Keep your balls cold, and the chocolate will coat them nicely.

I’m talking with Shelley Hakonson in her chocolate-aroma’d kitchen one afternoon when she demonstrates this piece of wisdom by making a tray full of cake balls.

These are a nice replacement for classic rum balls – lighter in texture because their insides have more cake than icing sugar, and endlessly variable because any liqueur can be added. And they can be frozen ahead of time, perfect for those times visitors just show up.

Hakonson is known in Dawson as an enviable baker whose delectable cheesecakes and pies, in particular, seduce anyone who’s tried them.

Along with husband Greg, who’s equally skilled at cooking and has the best pickled grayling recipe I’ve tried, she has provided many a lavish dinner party, birthday celebration or welcome meal for travellers.

Cake balls aren’t a new invention, Hakonson notes. But she just came across them recently and found dozens of recipes online when she searched for possible combinations.

The afternoon I stop by, she’s making a batch with three types of toppings: dark chocolate, white chocolate and butterscotch.

Preparation is simple. Crumble a chocolate cake into a bowl and add:

3/4 c icing sugar

1/3 c fruit jam (blackberry is good)

1/2 c rum

Quickly form bite-sized balls from the cake and put them in the fridge until chilled.

When the balls are good and cold, roll them quickly in your choice of sauce and place them on a cookie sheet lined with wax paper to harden.

If the cake is cold enough, the chocolate will set quickly without dripping everywhere.

The thing that really makes cake balls festive is their decoration. You can drizzle them with of one of your other toppings or, of course, with sprinkles.

For a spice cake version, add a can of cream cheese icing instead of jam, and 1/2 cup hazelnut liqueur instead of rum.

Another base cake to try would be orange, with a little Grand Marnier, Hakonson says.

When Shelley and Greg were newlyweds in the late 1970s, they lived in a small cabin near Clear Creek, beside Greg’s placer mine.
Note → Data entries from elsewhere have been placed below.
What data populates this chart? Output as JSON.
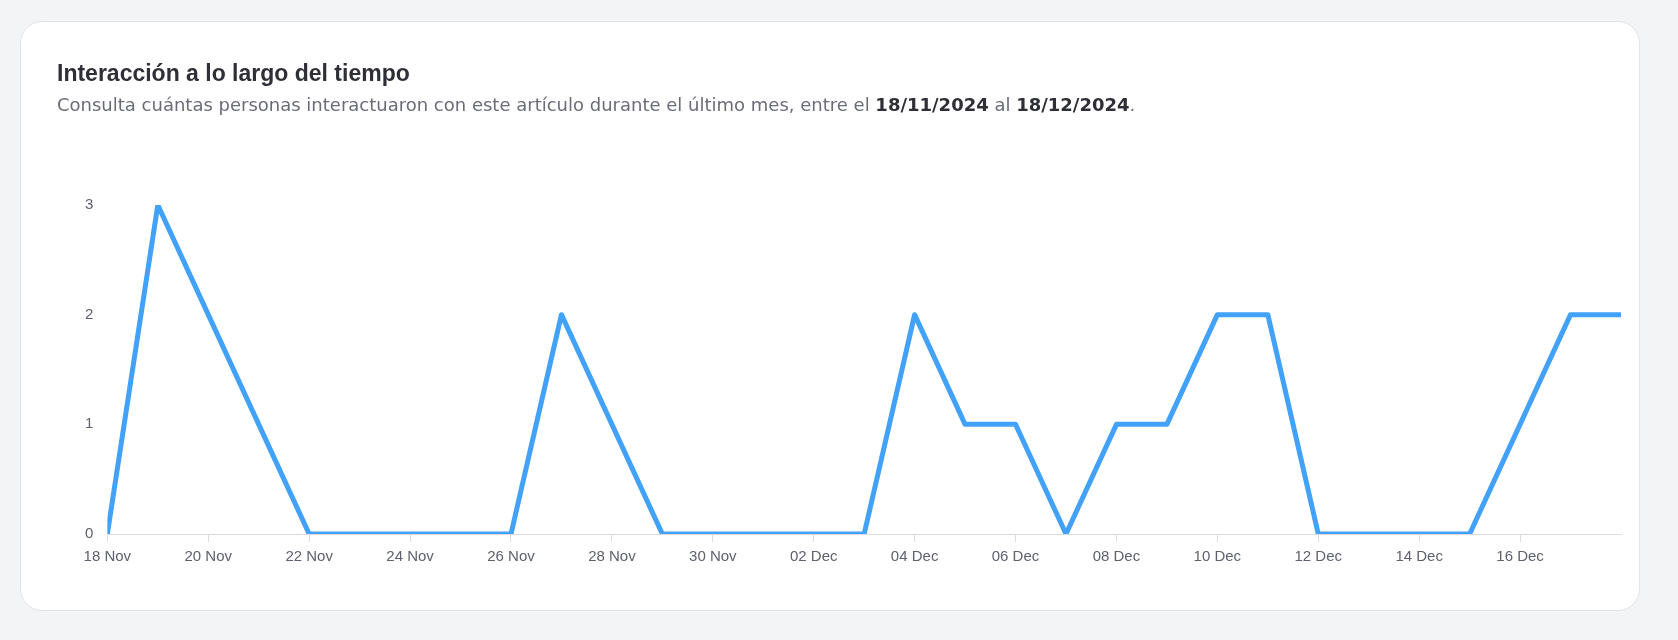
{
  "chart_data": {
    "type": "line",
    "title": "Interacción a lo largo del tiempo",
    "subtitle": "Consulta cuántas personas interactuaron con este artículo durante el último mes, entre el 18/11/2024 al 18/12/2024.",
    "x": [
      "2024-11-18",
      "2024-11-19",
      "2024-11-20",
      "2024-11-21",
      "2024-11-22",
      "2024-11-23",
      "2024-11-24",
      "2024-11-25",
      "2024-11-26",
      "2024-11-27",
      "2024-11-28",
      "2024-11-29",
      "2024-11-30",
      "2024-12-01",
      "2024-12-02",
      "2024-12-03",
      "2024-12-04",
      "2024-12-05",
      "2024-12-06",
      "2024-12-07",
      "2024-12-08",
      "2024-12-09",
      "2024-12-10",
      "2024-12-11",
      "2024-12-12",
      "2024-12-13",
      "2024-12-14",
      "2024-12-15",
      "2024-12-16",
      "2024-12-17",
      "2024-12-18"
    ],
    "series": [
      {
        "color": "#42a1f8",
        "values": [
          0,
          3,
          2,
          1,
          0,
          0,
          0,
          0,
          0,
          2,
          1,
          0,
          0,
          0,
          0,
          0,
          2,
          1,
          1,
          0,
          1,
          1,
          2,
          2,
          0,
          0,
          0,
          0,
          1,
          2,
          2
        ]
      }
    ],
    "xlim": [
      "2024-11-18",
      "2024-12-18"
    ],
    "xticks": [
      {
        "value": "2024-11-18",
        "label": "18 Nov"
      },
      {
        "value": "2024-11-20",
        "label": "20 Nov"
      },
      {
        "value": "2024-11-22",
        "label": "22 Nov"
      },
      {
        "value": "2024-11-24",
        "label": "24 Nov"
      },
      {
        "value": "2024-11-26",
        "label": "26 Nov"
      },
      {
        "value": "2024-11-28",
        "label": "28 Nov"
      },
      {
        "value": "2024-11-30",
        "label": "30 Nov"
      },
      {
        "value": "2024-12-02",
        "label": "02 Dec"
      },
      {
        "value": "2024-12-04",
        "label": "04 Dec"
      },
      {
        "value": "2024-12-06",
        "label": "06 Dec"
      },
      {
        "value": "2024-12-08",
        "label": "08 Dec"
      },
      {
        "value": "2024-12-10",
        "label": "10 Dec"
      },
      {
        "value": "2024-12-12",
        "label": "12 Dec"
      },
      {
        "value": "2024-12-14",
        "label": "14 Dec"
      },
      {
        "value": "2024-12-16",
        "label": "16 Dec"
      }
    ],
    "ylim": [
      0,
      3
    ],
    "yticks": [
      0,
      1,
      2,
      3
    ],
    "grid": false,
    "legend": false,
    "marker": "none",
    "line_style": "solid"
  }
}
Shelley mastered baking on a wood stove, from cake to bread to muffins.

Moving back to Dawson in the ’80s gave her a chance to bake again without having to chop wood, and she hasn’t stopped experimenting. Last week she tried chocolate-dipped bacon; this week it will be chocolate-dipped potato chips.

Cake balls are easier to serve than cake – no plates needed! – and if you use quality chocolate, the single bite is surprisingly satisfying.